Riwallon - Rualdus Adobed - Rualdus Dolensis

La Broderie de Bayeux a été l'objet, en France et en Angleterre, de très nombreuses études. Elle constitue, en effet, un document des plus intéressants pour l'histoire de ces deux pays. M. Smart Le Thieullier en a fait une description très minutieuse avec des commentaires généralement exacts. Son étude a été traduite par M. Léchaudé d'Anisy. Mais la meilleure dissertation sur ce sujet a été écrite par l'abbé de La Rue : "Recherches sur la Tapisserie de Bayeux, représentant la conquête de l'Angleterre par les Nor­mands". (Nouveaux essais, Caen, 1832, tome 1, p. 182-292). Cet auteur affirme, avec beaucoup de raison, que la tapisserie n'offre aucun caractère intrinsèque ni extrinsèque appartenant exclusivement au XIème siècle et qu'il ne lui manque, au contraire, aucun de ceux qui caractérisent le XIIème siècle. Cette opinion est, d'ailleurs, partagée par des savants anglais, d'une grande autorité : Hume, Lyttleton et Strutt. 

La Broderie de Bayeux, appelée plus souvent et à tort la tapisserie de la reine Mathilde, puisqu'elle fut confectionnée, non pas au onzième siècle par la femme de Guillaume le Conquérant, mais bien au douzième par l'impératrice Mathilde ou simplement, sous sa direction et son patronage, représente dans une de ses parties, un fait qui intéresse l'histoire de la Haute Bretagne. 

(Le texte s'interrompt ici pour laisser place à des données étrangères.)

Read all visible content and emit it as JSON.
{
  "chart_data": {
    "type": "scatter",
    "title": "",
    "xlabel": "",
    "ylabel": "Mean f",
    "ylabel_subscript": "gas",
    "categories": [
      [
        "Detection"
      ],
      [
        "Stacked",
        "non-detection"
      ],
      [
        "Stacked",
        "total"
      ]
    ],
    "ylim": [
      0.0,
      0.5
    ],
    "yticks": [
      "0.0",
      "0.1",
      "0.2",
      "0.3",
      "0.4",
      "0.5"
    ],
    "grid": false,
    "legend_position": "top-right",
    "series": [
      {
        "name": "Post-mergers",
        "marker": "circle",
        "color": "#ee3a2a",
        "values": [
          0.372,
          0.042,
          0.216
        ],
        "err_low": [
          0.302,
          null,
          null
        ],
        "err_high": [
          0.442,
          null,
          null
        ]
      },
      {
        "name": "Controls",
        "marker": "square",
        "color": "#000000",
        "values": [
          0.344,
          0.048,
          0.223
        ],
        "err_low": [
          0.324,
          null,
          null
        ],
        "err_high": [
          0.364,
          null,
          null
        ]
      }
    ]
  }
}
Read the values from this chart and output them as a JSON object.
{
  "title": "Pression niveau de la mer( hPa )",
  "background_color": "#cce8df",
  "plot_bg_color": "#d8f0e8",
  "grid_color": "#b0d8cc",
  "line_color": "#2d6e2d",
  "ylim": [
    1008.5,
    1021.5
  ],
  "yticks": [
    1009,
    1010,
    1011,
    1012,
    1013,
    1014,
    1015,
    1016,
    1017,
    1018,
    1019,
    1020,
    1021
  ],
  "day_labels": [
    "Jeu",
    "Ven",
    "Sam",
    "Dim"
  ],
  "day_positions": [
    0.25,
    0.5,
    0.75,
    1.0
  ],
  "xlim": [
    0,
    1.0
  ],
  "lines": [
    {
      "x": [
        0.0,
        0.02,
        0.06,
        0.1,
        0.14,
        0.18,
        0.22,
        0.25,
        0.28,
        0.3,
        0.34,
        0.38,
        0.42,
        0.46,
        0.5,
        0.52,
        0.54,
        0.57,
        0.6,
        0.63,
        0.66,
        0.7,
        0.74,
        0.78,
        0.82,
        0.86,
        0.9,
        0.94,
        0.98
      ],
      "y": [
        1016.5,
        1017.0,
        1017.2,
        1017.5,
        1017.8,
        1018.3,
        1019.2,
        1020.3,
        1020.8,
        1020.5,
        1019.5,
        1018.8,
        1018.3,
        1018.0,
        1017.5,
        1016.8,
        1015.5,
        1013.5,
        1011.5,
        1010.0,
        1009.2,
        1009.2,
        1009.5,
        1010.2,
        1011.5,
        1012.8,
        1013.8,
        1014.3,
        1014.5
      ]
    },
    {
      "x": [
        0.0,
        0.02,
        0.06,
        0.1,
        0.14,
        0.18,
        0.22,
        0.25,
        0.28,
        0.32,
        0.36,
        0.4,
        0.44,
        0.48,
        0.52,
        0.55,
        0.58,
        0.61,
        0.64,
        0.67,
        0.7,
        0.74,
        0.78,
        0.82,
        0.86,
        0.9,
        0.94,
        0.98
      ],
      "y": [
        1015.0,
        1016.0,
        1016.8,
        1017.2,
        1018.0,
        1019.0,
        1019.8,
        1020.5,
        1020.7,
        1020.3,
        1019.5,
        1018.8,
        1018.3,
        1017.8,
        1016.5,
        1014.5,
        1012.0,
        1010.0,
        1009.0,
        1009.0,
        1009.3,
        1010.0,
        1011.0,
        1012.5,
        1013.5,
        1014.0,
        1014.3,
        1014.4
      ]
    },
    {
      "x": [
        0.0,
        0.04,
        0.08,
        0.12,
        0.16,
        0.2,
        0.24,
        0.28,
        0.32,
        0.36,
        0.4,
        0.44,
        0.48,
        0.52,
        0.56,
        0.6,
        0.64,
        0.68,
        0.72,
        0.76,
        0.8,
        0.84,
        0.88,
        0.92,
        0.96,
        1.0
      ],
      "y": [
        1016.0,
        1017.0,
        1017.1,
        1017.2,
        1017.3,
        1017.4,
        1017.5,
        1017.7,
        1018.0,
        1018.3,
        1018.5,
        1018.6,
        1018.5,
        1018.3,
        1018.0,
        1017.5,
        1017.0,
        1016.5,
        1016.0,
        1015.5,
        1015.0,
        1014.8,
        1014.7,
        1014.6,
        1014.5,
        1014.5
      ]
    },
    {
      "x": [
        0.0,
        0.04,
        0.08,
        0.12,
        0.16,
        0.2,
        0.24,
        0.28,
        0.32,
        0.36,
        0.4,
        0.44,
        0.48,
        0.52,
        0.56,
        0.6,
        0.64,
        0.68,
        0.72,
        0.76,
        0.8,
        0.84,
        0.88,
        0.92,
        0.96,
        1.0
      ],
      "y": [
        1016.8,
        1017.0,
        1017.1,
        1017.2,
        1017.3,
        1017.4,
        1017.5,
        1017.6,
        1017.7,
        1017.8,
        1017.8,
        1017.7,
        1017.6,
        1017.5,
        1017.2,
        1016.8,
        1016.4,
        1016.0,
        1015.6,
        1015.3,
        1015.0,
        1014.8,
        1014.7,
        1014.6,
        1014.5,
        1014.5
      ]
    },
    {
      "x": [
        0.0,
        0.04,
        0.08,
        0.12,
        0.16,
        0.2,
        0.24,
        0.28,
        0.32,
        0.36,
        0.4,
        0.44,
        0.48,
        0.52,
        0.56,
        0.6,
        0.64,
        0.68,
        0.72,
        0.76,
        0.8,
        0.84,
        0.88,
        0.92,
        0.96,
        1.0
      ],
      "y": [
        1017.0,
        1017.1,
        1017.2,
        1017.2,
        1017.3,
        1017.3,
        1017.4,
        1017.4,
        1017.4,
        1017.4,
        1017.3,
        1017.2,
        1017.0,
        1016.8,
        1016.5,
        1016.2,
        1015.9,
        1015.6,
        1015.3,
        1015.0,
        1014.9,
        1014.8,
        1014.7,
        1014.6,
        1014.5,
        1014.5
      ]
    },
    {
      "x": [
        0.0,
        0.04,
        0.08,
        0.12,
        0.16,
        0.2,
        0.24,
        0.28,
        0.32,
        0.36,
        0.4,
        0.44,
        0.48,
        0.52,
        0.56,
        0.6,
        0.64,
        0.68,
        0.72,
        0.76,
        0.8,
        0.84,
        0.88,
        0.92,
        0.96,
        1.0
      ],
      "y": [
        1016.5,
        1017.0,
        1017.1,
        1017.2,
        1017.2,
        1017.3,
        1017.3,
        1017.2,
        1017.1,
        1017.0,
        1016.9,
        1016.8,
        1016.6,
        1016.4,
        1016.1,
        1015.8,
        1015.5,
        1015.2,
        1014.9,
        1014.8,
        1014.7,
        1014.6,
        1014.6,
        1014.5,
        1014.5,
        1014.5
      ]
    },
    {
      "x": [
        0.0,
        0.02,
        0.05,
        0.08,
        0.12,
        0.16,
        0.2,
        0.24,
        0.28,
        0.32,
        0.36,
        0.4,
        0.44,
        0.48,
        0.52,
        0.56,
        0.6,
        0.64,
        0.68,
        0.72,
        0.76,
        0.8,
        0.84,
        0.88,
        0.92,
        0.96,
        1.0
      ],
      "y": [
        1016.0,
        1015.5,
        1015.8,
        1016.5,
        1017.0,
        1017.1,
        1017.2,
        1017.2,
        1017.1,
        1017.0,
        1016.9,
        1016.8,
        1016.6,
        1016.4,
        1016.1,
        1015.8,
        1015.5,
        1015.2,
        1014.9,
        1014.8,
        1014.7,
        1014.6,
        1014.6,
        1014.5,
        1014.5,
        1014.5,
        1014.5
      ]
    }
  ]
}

Nous sommes en 1064. Guillaume et Harold ont franchi Le Couesnon. Le prince Saxon et le duc normand qui, deux ans plus tard, doivent se mesurer à Hastings, chevauchent de compagnie et sont liés d'une étroite amitié. Harold, dans les gués de la baie du Mont Saint-Michel, dont la silhouette est grossièrement figurée, a retiré, de sa main, plusieurs soldats, s'enlisant au milieu des tangues ou sables mouvants : Trahebat eos de arena. Ils arrivent à Dol : Et venerunt ad Dol

Rivallon, sire de Combourg, dit aussi Rivallon de Dol, ou Rouault de Dol (Rualdus Dolensis), frère de l'archevêque Junguené, y est assiégé par Conan II, duc de Bretagne, contre l'autorité duquel il a soulevé un certain nombre de seigneurs du comté de Rennes. Il est enfermé dans la Tour de Dol et assiégé par le duc. Le château de Dol, turris, est représenté par une tour ou, plus exactement, par une construction triangulaire dont la partie supérieure est crénelée d'un seul côté. Deux portes romanes s'ouvrent à sa base ; un portail du même style, flanqué de chaque côté, d'une tourelle et formant châtelet, donne un accès direct et unique à la forteresse. Celle-ci est construite sur un tertre arrondi, en forme de motte, ayant, au versant, un escalier d'une vingtaine de marches. 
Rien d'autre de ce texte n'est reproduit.